What does it take to have a good category strategy?

Failing to reject it. And if you really do not have time to read more – the first sentence sums it all up. You can take it as a fact and go back to doing your day job. Or… If you want to understand why it is better to try rejecting strategies as opposed to trying to prove them, please read on (I actually do care if you read. Or comment.).

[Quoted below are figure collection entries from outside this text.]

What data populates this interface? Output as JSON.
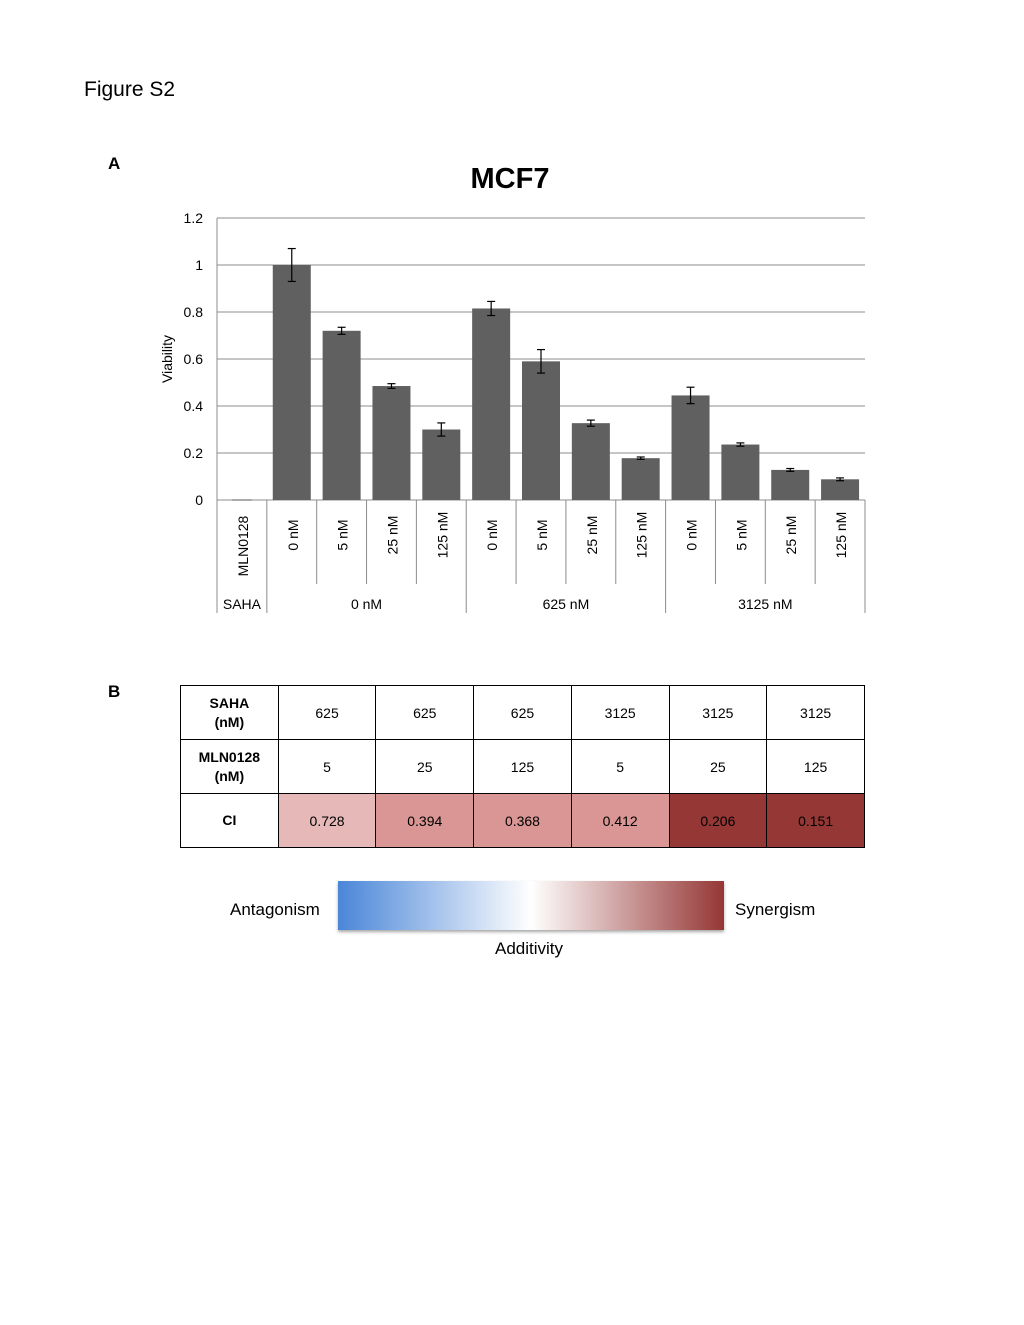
{
  "figure_title": "Figure S2",
  "panel_a_label": "A",
  "panel_b_label": "B",
  "chart_data": {
    "type": "bar",
    "title": "MCF7",
    "ylabel": "Viability",
    "xlabel": "",
    "ylim": [
      0,
      1.2
    ],
    "yticks": [
      "0",
      "0.2",
      "0.4",
      "0.6",
      "0.8",
      "1",
      "1.2"
    ],
    "grid": true,
    "bar_color": "#606060",
    "inner_axis_label": "MLN0128",
    "outer_axis_label": "SAHA",
    "categories": [
      "0 nM",
      "5 nM",
      "25 nM",
      "125 nM",
      "0 nM",
      "5 nM",
      "25 nM",
      "125 nM",
      "0 nM",
      "5 nM",
      "25 nM",
      "125 nM"
    ],
    "groups": [
      {
        "label": "0 nM",
        "count": 4
      },
      {
        "label": "625 nM",
        "count": 4
      },
      {
        "label": "3125 nM",
        "count": 4
      }
    ],
    "values": [
      1.0,
      0.72,
      0.485,
      0.3,
      0.815,
      0.59,
      0.327,
      0.178,
      0.445,
      0.236,
      0.128,
      0.088
    ],
    "errors": [
      0.07,
      0.015,
      0.01,
      0.028,
      0.03,
      0.05,
      0.013,
      0.005,
      0.035,
      0.007,
      0.006,
      0.006
    ]
  },
  "ci_table": {
    "rows": [
      {
        "header": [
          "SAHA",
          "(nM)"
        ],
        "cells": [
          "625",
          "625",
          "625",
          "3125",
          "3125",
          "3125"
        ]
      },
      {
        "header": [
          "MLN0128",
          "(nM)"
        ],
        "cells": [
          "5",
          "25",
          "125",
          "5",
          "25",
          "125"
        ]
      },
      {
        "header": [
          "CI",
          ""
        ],
        "cells": [
          "0.728",
          "0.394",
          "0.368",
          "0.412",
          "0.206",
          "0.151"
        ]
      }
    ],
    "ci_colors": [
      "#e6b8b7",
      "#d99694",
      "#d99694",
      "#d99694",
      "#953735",
      "#953735"
    ]
  },
  "scale": {
    "left_label": "Antagonism",
    "right_label": "Synergism",
    "middle_label": "Additivity",
    "colors": [
      "#4a86d8",
      "#ffffff",
      "#953735"
    ]
  }
}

It is not a secret, that behavioural economics is now the fashion. Neuroeconomics is a science branch. Scientists observe human brain responses to economical triggers. For instance, buying things cheaper, achieving savings actually causes a reaction in the pleasure centre of human brain. Procurement, just like any other specialist area (HR, government) could be learning from scientists. My most recent re-discovery was a confirmation bias. This post is about it’s impact on business and main ways to eliminate it.

Confirmation bias

Confirmation bias is not something you never knew existed. I am pretty sure you have experienced it more than once in your life: falling in love, focusing on something special that you care about very strongly. The moment is nice. But what tends to happen – people get blind to anything else around them. Defining new category strategy is like falling in love all over again. If you selected a strategy and are working on it’s analysis, your naughty (lazy) brain will do everything to help you achieve just that: prove, that the selected strategy is the right one. It will kindly switch on other mechanisms: availability heuristic, selective hearing / understanding / reading, halo effect and many other “tools”. You cannot blame your brain – it is just trying to protect you from having to work more finding a different strategy.

Impact on business

A lot of times, category managers tend to overestimate potential good outcomes and underestimate the bad ones. Then businesses find themselves running procurement (HR / IT / Operations) projects with budgets, which are higher than anticipated benefits. Or implementing changes that have lost their meaning along the way. Adapting changes, that are useful for only one function, and bring harm to the business. To put it shortly – activities end up in failures (or, if you prefer, “lessons learned”) and wasted resource.

Failing to reject it

It is a lesson from scientists. For ages, to prove something, scientists form hypothesis and focus their efforts to reject it. My approach is to form the strategy and try to find the weak spots  – that helps “think differently”.

Another method is adapted be various top management people. Successful leaders ask a question: “imagine you are in time two years in the future. Your strategy has failed. Why?”. Similarly as the example above, this exercise will help you focus on things that might go wrong. Let’s admit, in a real world, if something can go wrong, it will most definitely do so.

Another tool you could use murder boards. Agree with your colleagues, that you will be polite in the meeting room while questioning the selected strategy, but leave the political correctness behind the board room door. You do not want to find yourself implementing big project only because it was not politically correct to say, that you do not agree or do not understand assumptions or conclusions.

Be brave enough to admit that things can and do go wrong. Be strong enough to resist doing things for the sake of doing it, without seeing the benefits. Falling in love is great. Becoming blinded by biases in business is dangerous.

 

What does it take to have a good category strategy?